Möller: Ein Verbot verhindert keine fremdenfeindlichen Übergriffe. Und dadurch ändert niemand das Gedankengut von rechtsextremistischen Parteimitgliedern und -anhängern, von denen sich viele anderen rechtsextremistischen Organisationen anschließen oder neue gründen. Ich halte einen Verbotsantrag zum gegenwärtigen Zeitpunkt eher für politischen Aktionismus.

Was muss geschehen, um Ausländerfeindlichkeit und Rechtsextremismus zu bekämpfen?

Möller: Es gibt keine einfache Lösung. Die Ursachen müssen langfristig und beständig bekämpft werden. Oft wird nur von Vorfall zu Vorfall reagiert. Wichtig wäre beispielsweise, in den Kommunen alle Verantwortlichen an einen Tisch zu holen und das Engagement gegen Rechts zu bündeln. Und es muss beständig Aufklärungsarbeit insbesondere in den Schulen geleistet werden. Reine Sonntagsveranstaltungen reichen nicht aus. Zudem stößt die NPD in die Lücken, die die etablierten Parteien öffnen, wenn sie sich bestimmter Probleme der Bürger nicht mehr annehmen.

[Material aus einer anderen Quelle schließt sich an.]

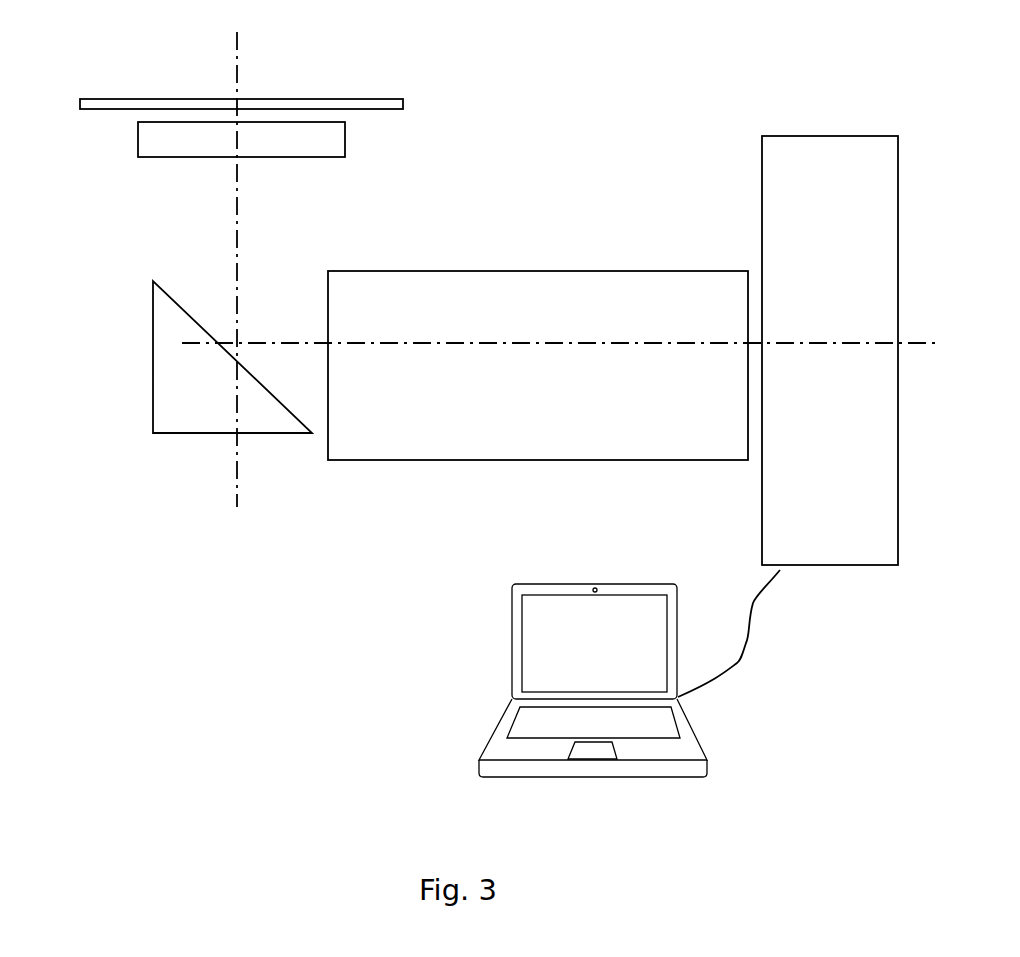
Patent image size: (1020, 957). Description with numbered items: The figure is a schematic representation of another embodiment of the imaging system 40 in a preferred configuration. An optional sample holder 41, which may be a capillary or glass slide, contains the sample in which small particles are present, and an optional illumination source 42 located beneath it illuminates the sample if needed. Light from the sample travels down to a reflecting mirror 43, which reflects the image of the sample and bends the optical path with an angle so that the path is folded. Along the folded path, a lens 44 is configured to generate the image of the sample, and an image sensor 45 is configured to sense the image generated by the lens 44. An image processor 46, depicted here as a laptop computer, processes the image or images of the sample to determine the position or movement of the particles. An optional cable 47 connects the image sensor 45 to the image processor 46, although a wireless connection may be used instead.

The imaging system 40 is at (478, 269).
The sample holder 41 is at (80, 104).
The illumination source 42 is at (339, 169).
The reflecting mirror 43 is at (168, 447).
The lens 44 is at (403, 465).
The image sensor 45 is at (762, 179).
The image processor 46 is at (510, 783).
The cable 47 is at (738, 680).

Wie aktiv ist die NPD in NRW?

Möller: Sie ist derzeit in neun Kommunalparlamenten präsent und will mit einer Ausweitung bei den Kommunalwahlen 2009 den Sprung in den Landtag vorbereiten. Dazu verstärkt sie ihre organisatorischen Maßnahmen und versucht, sich mit neuen Kreis- und Ortsverbänden flächendeckend im Land zu verankern. Sie versteckt sich auch nicht mehr. So beobachten wir, dass fast jedes Wochenende Infostände in Fußgängerzonen des Ruhrgebiets aufgebaut werden. Zwar ist die Zahl der NPD-Mitglieder mit rund 770 in den vergangenen Jahren nahezu gleich geblieben. Allerdings hat es einen Austausch gegeben - das sind heute mehr junge und aktive Parteimitglieder.

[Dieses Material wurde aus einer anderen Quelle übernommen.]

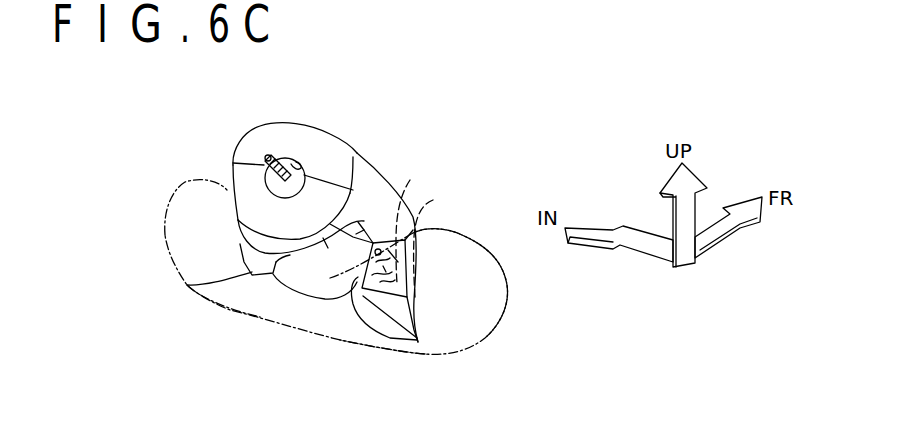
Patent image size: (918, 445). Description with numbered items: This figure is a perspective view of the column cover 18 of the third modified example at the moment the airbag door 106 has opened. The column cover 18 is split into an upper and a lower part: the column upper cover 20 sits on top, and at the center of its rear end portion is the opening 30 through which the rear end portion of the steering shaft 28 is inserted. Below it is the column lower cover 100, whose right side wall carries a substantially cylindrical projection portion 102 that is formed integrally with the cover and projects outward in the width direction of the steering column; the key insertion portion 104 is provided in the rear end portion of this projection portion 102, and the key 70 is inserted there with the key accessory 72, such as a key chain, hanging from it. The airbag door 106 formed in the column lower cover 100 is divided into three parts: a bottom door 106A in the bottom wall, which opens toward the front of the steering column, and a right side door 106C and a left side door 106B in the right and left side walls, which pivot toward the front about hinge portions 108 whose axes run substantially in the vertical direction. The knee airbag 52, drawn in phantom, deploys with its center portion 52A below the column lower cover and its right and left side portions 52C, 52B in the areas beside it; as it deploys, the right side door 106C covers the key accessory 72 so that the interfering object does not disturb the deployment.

The column cover 18 is at (405, 146).
The column upper cover 20 is at (360, 152).
The steering shaft 28 is at (268, 158).
The opening 30 is at (299, 163).
The column lower cover 100 is at (235, 182).
The projection portion 102 is at (419, 242).
The key insertion portion 104 is at (416, 219).
The key 70 is at (365, 262).
The key accessory 72 is at (418, 234).
The knee airbag 52 is at (468, 350).
The center portion 52A is at (277, 320).
The left side portion 52B is at (165, 235).
The right side portion 52C is at (507, 306).
The airbag door 106 is at (333, 316).
The bottom door 106A is at (358, 322).
The left side door 106B is at (187, 285).
The right side door 106C is at (410, 343).
The hinge portions 108 is at (272, 275).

Welche Wählerklientel versucht die NPD anzusprechen?

Möller: Sie wird sehr oft dort aktiv, wo sich die etablierten Parteien zurückgezogen haben, besetzt thematische Lücken, hat angeblich ein offenes Ohr für die alltäglichen Sorgen der Bürger. Die Parteiaktivisten treten zuerst als engagierte, hilfsbereite Bürger auf, die NPD-Ideologie bleibt zunächst im Hintergrund. Zugleich spricht die NPD genau die Themen an, die auch die Linken besetzen. Beide Lager buhlen um die selben Wähler. Da gibt es oftmals keine thematischen Unterschiede mehr. In der Außenpolitik sind es die Globalisierungskritik und ein Anti-Amerikanismus sowie Kritik an Israel. Dazu kommt dann natürlich die ganze Sozialdebatte, Hartz IV. Beide Lager wollen das Potenzial der Unzufriedenen ansprechen.

Die Landesregierung plant, ein Zweistimmenwahlrecht einzuführen. Könnte davon nicht auch die NPD profitieren?

Möller: Ich gehe davon aus, dass die NPD bei der nächsten Wahl nicht an die Fünf-Prozent-Hürde herankommt. Bei der letzten Landtagswahl erreichte sie in Nordrhein-Westfalen noch nicht einmal ein Prozent der Wählerstimmen.